Pondichéry, terre française

Nous sommes toujours aux Indes

Car ils sont toujours français ces comptoirs, n'en déplaise au petit sénateur, n'en déplaise également à cette revue spécialisée qui parlait naguère de « feu les établissements français de l'Inde ». Les beaux noms chatoyants nos enfants peuvent encore les apprendre : Pondichéry, Yanaon, Karikal, Mahé. Seul Chandernagor n'est plus français ou, pour parler juridiquement, en passe de ne plus l'être. Dans un plébiscite plus ou moins libre, mais dont le Gouvernement français a bien fait d'accepter le résultat, ce Comptoir s'est donné à l'Union Indienne. Pouvait-il en être autrement ? Imaginez que Neuilly soit une enclave britannique en terre française. Ainsi Chandernagor, qu'en 1925 un Gouverneur de l'Inde Française appelait déjà « une ville oubliée », simple faubourg de l'énorme Calcutta. Voilà longtemps qu'à son Conseil Municipal on ne parlait plus qu'anglais. Que survienne un incident, la police de l'Union Indienne nous tenait à sa merci.

Les Anglais sont partis, mais nous sommes toujours aux Indes, vengeance posthume de Dupleix. Notre présence contrarie le Pandit Nehru, mais elle irrite encore plus que lui certains britanniques. Présence menacée toutefois. À Pondichéry, on se sent un peu comme dans un radeau sur la mer,  - une mer parfois déchaînée. Qu'on se souvienne des incidents de Mahé, en Octobre 1948, où des ressortissants Indiens troublèrent des opérations électorales et « kidnappèrent » l'administrateur et sa famille.

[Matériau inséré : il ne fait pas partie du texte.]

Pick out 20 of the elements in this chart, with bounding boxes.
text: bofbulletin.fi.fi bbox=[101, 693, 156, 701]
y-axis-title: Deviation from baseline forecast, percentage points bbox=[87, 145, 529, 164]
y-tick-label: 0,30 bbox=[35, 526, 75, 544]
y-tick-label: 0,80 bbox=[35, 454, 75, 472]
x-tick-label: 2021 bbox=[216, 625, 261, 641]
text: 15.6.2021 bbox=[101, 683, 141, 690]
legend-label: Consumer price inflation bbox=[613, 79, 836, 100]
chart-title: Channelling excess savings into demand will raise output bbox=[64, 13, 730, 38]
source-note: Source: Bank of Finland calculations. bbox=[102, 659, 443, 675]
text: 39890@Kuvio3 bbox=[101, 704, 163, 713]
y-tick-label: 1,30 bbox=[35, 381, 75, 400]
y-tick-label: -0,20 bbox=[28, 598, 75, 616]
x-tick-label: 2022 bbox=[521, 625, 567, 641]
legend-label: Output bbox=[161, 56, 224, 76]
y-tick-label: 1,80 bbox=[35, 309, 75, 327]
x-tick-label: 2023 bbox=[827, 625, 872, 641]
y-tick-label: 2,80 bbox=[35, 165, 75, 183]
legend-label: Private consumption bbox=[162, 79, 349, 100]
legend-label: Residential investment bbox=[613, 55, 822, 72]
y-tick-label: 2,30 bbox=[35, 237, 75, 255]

Depuis lors, une sorte de petite guerre continue. Les formes varient : du 1er Avril 1949 à Octobre 1950, ce fut l'institution d'un blocus chaque jour plus étroit. Ce fut également la dénonciation unilatérale de Conventions fiscales conclues en 1815 et 1817 : ainsi l'Union Indienne déséquilibre-t-elle brusquement l'équilibre financier des comptoirs. Petite guerre aux proportions d'un conflit dont on doit voir les limites. Notons qu'il ne s'agit aucunement d'un conflit « colonial », ce non seulement pour rassurer les professionnels de la beauté d'âme – et particulièrement M. Claude Bourdet – mais parce que c'est un fait. Les Comptoirs n'ont jamais été une colonie, en ce sens qu'ils n'ont jamais subi aucune forme de Pacte Colonial, non plus que l'implantation de colons. On compterait sur les doigts d'une seule main les vieilles familles créoles, toutes dans le commerce. Ils n'ont jamais été une colonie également, dans ce sens qu'ils ont toujours joui d'une représentation parlementaire. Mais surtout les Établissements sont pratiquement indépendants. Depuis le 12 Août 1947, ils bénéficient d'un Gouvernement autonome dont le Commissaire de la République (nous n'avons plus de Gouverneur) n'est que président. Ce Gouvernement est désigné par l'Assemblée représentative. Les Établissements forment donc – moins le titre – une sorte d'État associé, politiquement aussi indépendant que le Laos ou le Cambodge. Aussi le point n'est pas de savoir s'ils s'émanciperont de la tutelle française – c'est chose faite dans le cadre de l'Union Française8, - mais s'ils seront ou non absorbés par l'Union Indienne.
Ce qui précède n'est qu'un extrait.